= Missing Children Europe =

116000 European missing children hotline number and logo.

Missing Children Europe is an organisation which aims to ensure that every EU member state has the necessary procedures and regulations in place to deal with cases of missing and/or sexually exploited children, and are able to both provide support for the victims, and take steps to prevent future disappearances. It is an umbrella organization for 33 NGOs in 27 countries throughout Europe, 32 European countries are running a 116000 hotline for missing children.

== History ==
Missing Children Europe was established in 2001 by Child Focus (Belgium), La Mouette (France), Aurora (Italy), Initiative Vermisste Kinder (Germany) and Rat auf Draht (Austria). Missing Children Europe gained financial independence in 2008, as it obtained a grant from the European Commission.
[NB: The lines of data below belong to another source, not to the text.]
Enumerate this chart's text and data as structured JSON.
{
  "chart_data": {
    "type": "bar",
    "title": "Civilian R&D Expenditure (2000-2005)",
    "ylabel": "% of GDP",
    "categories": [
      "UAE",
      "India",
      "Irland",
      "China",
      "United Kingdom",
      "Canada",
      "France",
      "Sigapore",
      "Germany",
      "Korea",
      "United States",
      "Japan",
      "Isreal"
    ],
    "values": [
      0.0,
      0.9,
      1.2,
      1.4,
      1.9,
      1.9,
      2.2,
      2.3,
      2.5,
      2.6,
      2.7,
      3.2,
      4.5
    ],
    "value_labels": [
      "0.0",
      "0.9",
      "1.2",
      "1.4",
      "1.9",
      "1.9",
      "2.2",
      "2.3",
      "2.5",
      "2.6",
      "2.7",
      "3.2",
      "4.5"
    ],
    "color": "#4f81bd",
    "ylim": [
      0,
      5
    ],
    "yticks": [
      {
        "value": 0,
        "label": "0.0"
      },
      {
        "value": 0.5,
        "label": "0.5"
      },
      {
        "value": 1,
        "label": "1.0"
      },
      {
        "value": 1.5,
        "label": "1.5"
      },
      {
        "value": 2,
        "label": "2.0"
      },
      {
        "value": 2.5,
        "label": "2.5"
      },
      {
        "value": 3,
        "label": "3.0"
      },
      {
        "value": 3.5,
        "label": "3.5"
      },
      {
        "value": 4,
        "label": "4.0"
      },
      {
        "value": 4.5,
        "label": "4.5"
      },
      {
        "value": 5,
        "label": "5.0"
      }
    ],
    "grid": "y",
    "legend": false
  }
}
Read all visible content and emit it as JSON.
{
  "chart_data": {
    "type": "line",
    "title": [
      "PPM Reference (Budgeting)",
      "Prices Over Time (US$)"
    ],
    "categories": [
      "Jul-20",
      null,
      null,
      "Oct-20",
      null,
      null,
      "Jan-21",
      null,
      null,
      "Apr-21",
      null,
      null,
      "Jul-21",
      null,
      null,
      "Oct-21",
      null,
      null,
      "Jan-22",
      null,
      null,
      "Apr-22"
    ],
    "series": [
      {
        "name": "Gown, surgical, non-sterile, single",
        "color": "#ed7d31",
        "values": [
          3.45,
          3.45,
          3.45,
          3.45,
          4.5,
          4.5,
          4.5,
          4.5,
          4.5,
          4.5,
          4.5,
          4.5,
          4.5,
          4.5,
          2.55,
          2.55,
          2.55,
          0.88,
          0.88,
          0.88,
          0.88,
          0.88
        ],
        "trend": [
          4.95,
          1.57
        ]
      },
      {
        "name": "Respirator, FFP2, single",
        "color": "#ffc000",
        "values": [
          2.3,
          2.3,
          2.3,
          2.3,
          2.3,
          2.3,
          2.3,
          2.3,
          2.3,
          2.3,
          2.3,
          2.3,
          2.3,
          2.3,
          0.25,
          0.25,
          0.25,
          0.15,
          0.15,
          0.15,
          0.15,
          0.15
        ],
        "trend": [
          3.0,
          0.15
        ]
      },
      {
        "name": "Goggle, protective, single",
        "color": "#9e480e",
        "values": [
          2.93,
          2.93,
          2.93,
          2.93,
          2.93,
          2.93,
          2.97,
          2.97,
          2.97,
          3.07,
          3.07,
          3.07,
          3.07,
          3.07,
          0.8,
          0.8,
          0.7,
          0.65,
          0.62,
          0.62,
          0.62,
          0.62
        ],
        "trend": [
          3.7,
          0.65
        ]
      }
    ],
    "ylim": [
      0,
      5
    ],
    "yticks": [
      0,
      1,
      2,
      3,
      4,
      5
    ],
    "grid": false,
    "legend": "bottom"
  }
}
Missing Children Europe was the driving force behind the launch of 116 000, an emergency number which provides immediate support when children go missing.

==Constituent organizations==
The 33 NGOs represented by Missing Children Europe are:
- Albania: ALO 116
- Austria: 147 Rat Auf Draht
- Belgium: Child Focus
- Bulgaria: Nadja Centre Foundation
- Croatia: Centre for missing and exploited children
- Cyprus: Consortium: SPAVO, HFC
- Czech Republic: Cesta z krize, z. ů
- Denmark: Børns Vilkår
- Finland: Lasten perusoikeudet, Kaapatut Lapset ry
- France: APEV, Droit d'Enfance - 116000 Enfants Disparus, La Mouette
- Germany: Weißer Ring
- Greece: The Smile of the Child
- Hungary: Kék Vonal
- Ireland: ISPCC
- Italy: SOS II Telefono Azzurro Onlus
- Latvia: Bezvests
- Lithuania: Missing Persons' Families Support Centre
- Poland: ITAKA Foundation
- Portugal: Instituto de Apoio à Criança, APCD
- Romania: Salvati Copiii
- Serbia: Astra
- Slovakia: Linka detskej istoty, n. o.
- Spain: Fundación ANAR
- Switzerland: Missing Children Switzerland, Fondation Suisse du Service Social International
- The Netherlands: The International Child Abduction Centre
- Ukraine: NGO Magnolia
- United Kingdom: Missing People
Missing Children Europe's members are experts in missing children covering prevention, support to missing children and parents, and cooperation with national law enforcement in the search of missing children.

== Funding ==
Missing Children Europe's receives a core operating grant from the European Commission's CERV Programme for its coordination of the 116000 European missing child hotlines network. MCE coordinates EU funded projects under the CERV, JUST, AMIF, and ISF programmes, and further receives project funding on issues of running away, unaccompanied minors, international child abductions and grooming and online sexual exploitation from various foundations. The remainder is collected through fundraising events, structural partnerships and membership fees.